Last year, the Pakistani Supreme Court ousted Sharif from office for not being sadiq (truthful) and ameen (righteous). It convicted him of not declaring in his nomination papers when he stood for election in 2013 that he had been a director in a Dubai-based company owned by one of his sons and drew an income from it. Documents appeared to suggest he had recorded these and also submitted he had not claimed the remuneration owed to him.

There has long been a suspicion the Sharif family’s businesses benefited from its proximity to the late Pakistani dictator General Zia-ul-Haq and thereafter from running the Punjab and federal administrations. A question, though, lingers as to whether evidence beyond doubt was found to warrant the severe judgements against the Sharifs?

Sharif was a protégé of Zia-ul-Haq. This is how he joined the Muslim League in 1976 and became chief minister of Punjab in 1985. Yet, a feeling of impotence when he became prime minister in 1990 persuaded him to explore curbing the army’s overbearing presence.

Predictably, he entered and exited governance at the army’s whim and fancy. The establishment – which is the army and its all-encompassing representatives in the civilian apparatus – ejected him in 1993, before bringing him back in 1997. He was then overthrown in a coup by General Pervez Musharraf in 1999. With an execution hanging over him, he was, however, allowed to go into exile to Saudi Arabia in 2000, only to return as prime minister in 2013.

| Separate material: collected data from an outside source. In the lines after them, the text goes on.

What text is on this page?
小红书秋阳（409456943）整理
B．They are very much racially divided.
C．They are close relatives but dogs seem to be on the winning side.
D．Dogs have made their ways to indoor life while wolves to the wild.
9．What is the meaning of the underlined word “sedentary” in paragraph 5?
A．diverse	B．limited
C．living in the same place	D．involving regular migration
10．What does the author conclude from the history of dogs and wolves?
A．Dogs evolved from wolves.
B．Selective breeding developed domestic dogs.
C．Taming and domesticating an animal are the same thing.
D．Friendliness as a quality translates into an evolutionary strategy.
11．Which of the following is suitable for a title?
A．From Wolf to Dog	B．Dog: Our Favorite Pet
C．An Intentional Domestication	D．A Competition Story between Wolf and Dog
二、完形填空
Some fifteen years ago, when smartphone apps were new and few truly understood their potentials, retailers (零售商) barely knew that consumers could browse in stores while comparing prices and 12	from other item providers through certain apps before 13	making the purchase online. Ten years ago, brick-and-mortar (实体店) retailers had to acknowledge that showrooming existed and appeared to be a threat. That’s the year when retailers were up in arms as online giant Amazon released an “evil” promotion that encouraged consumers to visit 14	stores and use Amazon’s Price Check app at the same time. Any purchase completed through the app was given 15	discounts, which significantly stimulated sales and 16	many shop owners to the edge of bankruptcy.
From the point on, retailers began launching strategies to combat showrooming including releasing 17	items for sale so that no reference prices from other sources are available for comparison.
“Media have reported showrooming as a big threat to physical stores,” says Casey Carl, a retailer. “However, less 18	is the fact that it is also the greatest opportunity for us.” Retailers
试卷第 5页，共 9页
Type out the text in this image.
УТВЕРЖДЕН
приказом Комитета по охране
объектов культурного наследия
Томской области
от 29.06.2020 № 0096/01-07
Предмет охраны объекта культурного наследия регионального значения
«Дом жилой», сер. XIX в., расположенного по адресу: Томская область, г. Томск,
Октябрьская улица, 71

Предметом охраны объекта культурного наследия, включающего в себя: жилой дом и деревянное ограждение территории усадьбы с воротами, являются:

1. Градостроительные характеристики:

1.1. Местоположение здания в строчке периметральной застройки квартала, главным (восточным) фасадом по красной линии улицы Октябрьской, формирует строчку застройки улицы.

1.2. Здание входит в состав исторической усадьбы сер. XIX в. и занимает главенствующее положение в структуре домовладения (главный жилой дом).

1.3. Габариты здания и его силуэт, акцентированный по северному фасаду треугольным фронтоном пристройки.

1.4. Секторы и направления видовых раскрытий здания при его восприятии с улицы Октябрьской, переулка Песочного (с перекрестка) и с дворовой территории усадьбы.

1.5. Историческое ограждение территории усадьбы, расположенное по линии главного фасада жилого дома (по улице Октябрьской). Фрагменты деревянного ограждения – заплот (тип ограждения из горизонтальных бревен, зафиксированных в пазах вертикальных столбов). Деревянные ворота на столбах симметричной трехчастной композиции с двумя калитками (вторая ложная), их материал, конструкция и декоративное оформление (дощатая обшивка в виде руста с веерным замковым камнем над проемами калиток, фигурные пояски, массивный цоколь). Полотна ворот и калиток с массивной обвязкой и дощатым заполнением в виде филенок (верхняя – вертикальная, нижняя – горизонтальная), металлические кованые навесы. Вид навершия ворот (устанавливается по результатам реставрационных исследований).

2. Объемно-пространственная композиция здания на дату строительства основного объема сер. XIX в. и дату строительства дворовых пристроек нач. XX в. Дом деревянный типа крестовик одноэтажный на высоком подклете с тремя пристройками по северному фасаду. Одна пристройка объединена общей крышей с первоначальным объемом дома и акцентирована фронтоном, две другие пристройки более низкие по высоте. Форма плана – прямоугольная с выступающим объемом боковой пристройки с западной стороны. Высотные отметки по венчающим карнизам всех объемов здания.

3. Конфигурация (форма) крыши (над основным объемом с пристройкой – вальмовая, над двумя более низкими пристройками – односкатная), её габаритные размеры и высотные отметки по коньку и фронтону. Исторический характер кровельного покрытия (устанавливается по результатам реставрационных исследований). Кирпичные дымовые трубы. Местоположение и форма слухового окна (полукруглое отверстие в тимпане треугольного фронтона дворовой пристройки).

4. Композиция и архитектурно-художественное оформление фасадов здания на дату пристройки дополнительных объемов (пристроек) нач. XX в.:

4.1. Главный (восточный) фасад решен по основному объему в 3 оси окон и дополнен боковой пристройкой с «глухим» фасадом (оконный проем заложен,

Sharif indicated keenness to strengthen economic ties with India. PV Narasimha Rao as prime minister acknowledged this, notwithstanding the fact that Pakistani Punjab was a staging post for the Khalistan movement when Sharif was chief minister. In return, Sharif appreciated Rao’s subtle support for him.

Sharif has in reality been punished for wanting to be pally with India. The army is stuck in what it parrots as the unfinished agenda of Partition, namely Kashmir, and a 1,000-year war with India. The India-China example of peace and tranquillity and putting vexed issues on the back burner is anathema to it

In the 1997 election, he included better relations with India as a goal in the Muslim League manifesto, much against a majority of his party colleagues’ wishes. While in the army’s game of musical chairs it was his turn to be prime minister, Sharif won the election easily and believes it proved the people of Pakistan wanted peace with India. He, then, set about enhancing civilian authority, before the confrontation with Musharraf led to his unseating.

The Pakistani army is adamant relations with India are its business and the civilian set-up exists only to implement its policy. In such a scenario, Sharif’s presence at Narendra Modi’s swearing in ceremony in 2014, his overtures towards India, not to mention welcoming the latter in Pakistan in 2015, were irksome initiatives as far as the men in uniform were concerned.

So, Sharif has, in reality, been punished for wanting to be pally with India. The army is stuck in what it parrots as the unfinished agenda of Partition, namely Kashmir, and a 1,000-year war with India. The India-China example of peace and tranquillity and putting vexed issues on the back burner is anathema to it.

The army expects the NAB convictions will convince Pakistani voters before this month’s general election that Sharif and his family are utterly crooked and thereby damage his popularity and neutralise him as a political symbol. Media has been shackled. It remains to be seen if the Muslim League is permitted to cash-in in the event of a sympathy wave for the Sharifs.

Meanwhile, over 60 independents – said to be proxies for cricketer-turned-opposition leader Imran Khan’s Tehreek-e-Insaf party – are in the fray. These candidates have resources and a hidden helping hand behind them.

The main battleground is obviously the populous and predominant province of Punjab. Here, the Muslim League has held sway. At the same time, a swathe of soldiers and their families hail from central and northern Punjab, where the army is attempting to make an impact against the Sharifs. Defeat will mean curtains for them. But what if Pakistanis see the imprisonment of Nawaz and Maryam as beinsaf or unjust?